Hint: Equate the third term of G.P. with 4. And convert the product of the first five terms in the form of the third term.

According to the question, the third term of the G.P. is 4. Let $a$ and $r$ be the first term and common ratio of the G.P. Then the G.P. is:
$\Rightarrow a,ar,a{r^2},a{r^3},....$
We know that the general term of G.P. is:
${T_r} = a{r^{n - 1}}$
Third term is given as 4. So we have:
$\Rightarrow {T_3} = 4, \\ \Rightarrow a{r^{3 - 1}} = 4, \\ \Rightarrow a{r^2} = 4 .....(i) \\$
The product of first five terms is:
$\Rightarrow$ Product $= a \times ar \times a{r^2} \times a{r^3} \times a{r^4} = {a^5}{r^{10}} = {\left( {a{r^2}} \right)^5}$
Putting the value of $a{r^2}$ from equation $(i)$, we’ll get:
$\Rightarrow$ Product $= {\left( 4 \right)^5} = 1024$
Thus, the product of first terms of G.P. is 1024.

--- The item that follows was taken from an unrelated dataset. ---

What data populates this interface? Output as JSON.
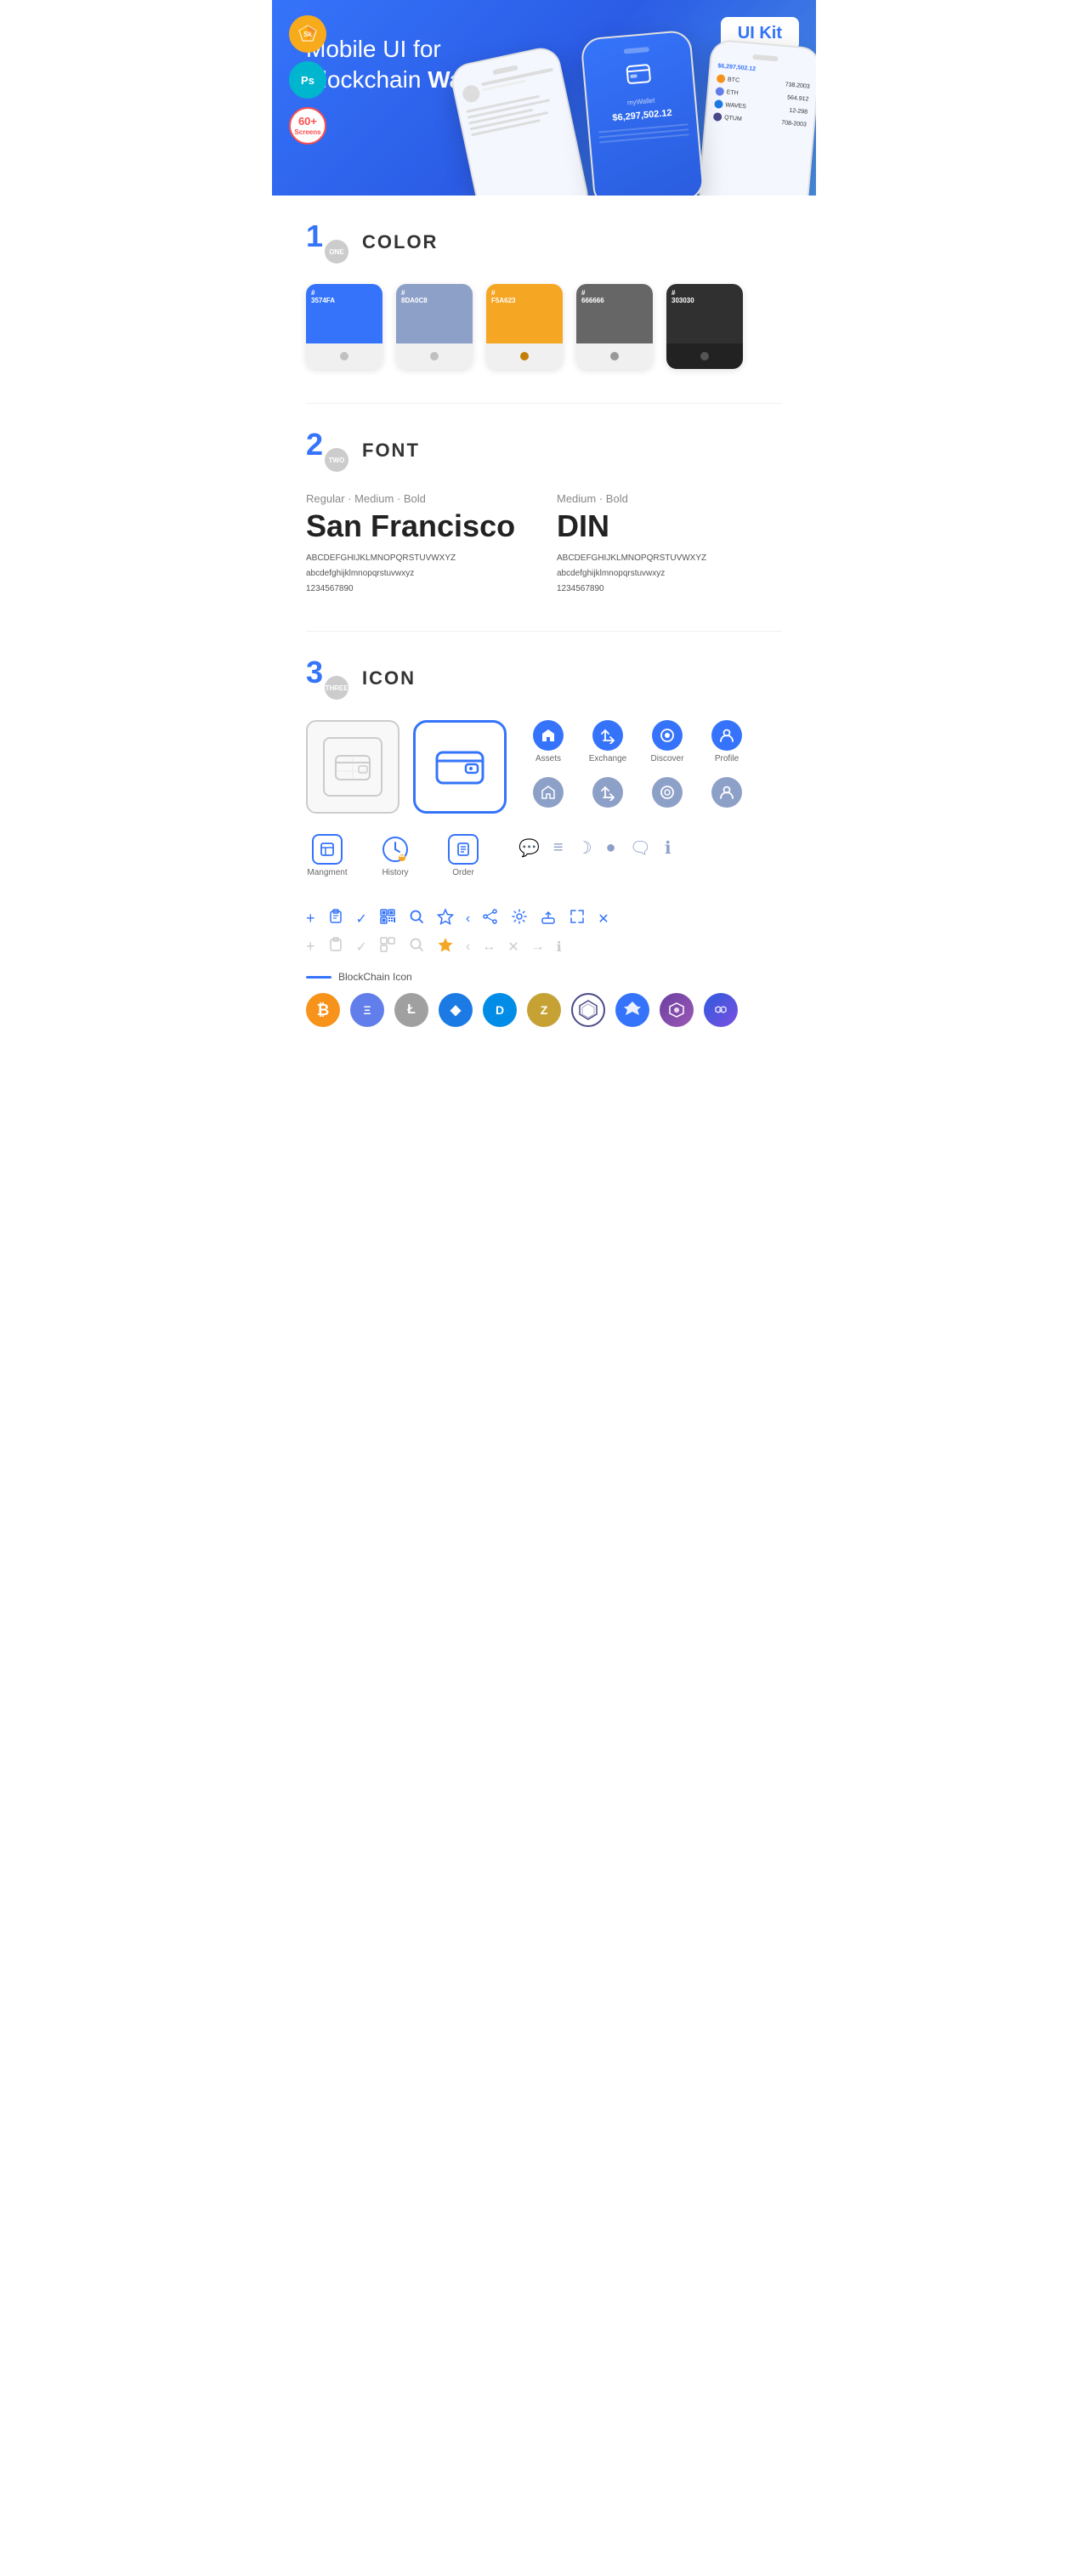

Note: This can be solved by another method as:
If five numbers are in G.P. then the middle number (i.e. third number) is their geometric mean.
Third term is given as 4. So, 4 is the geometric mean of the first five terms of G.P.
And if the geometric mean of five numbers is 4, then their product is ${4^5}$.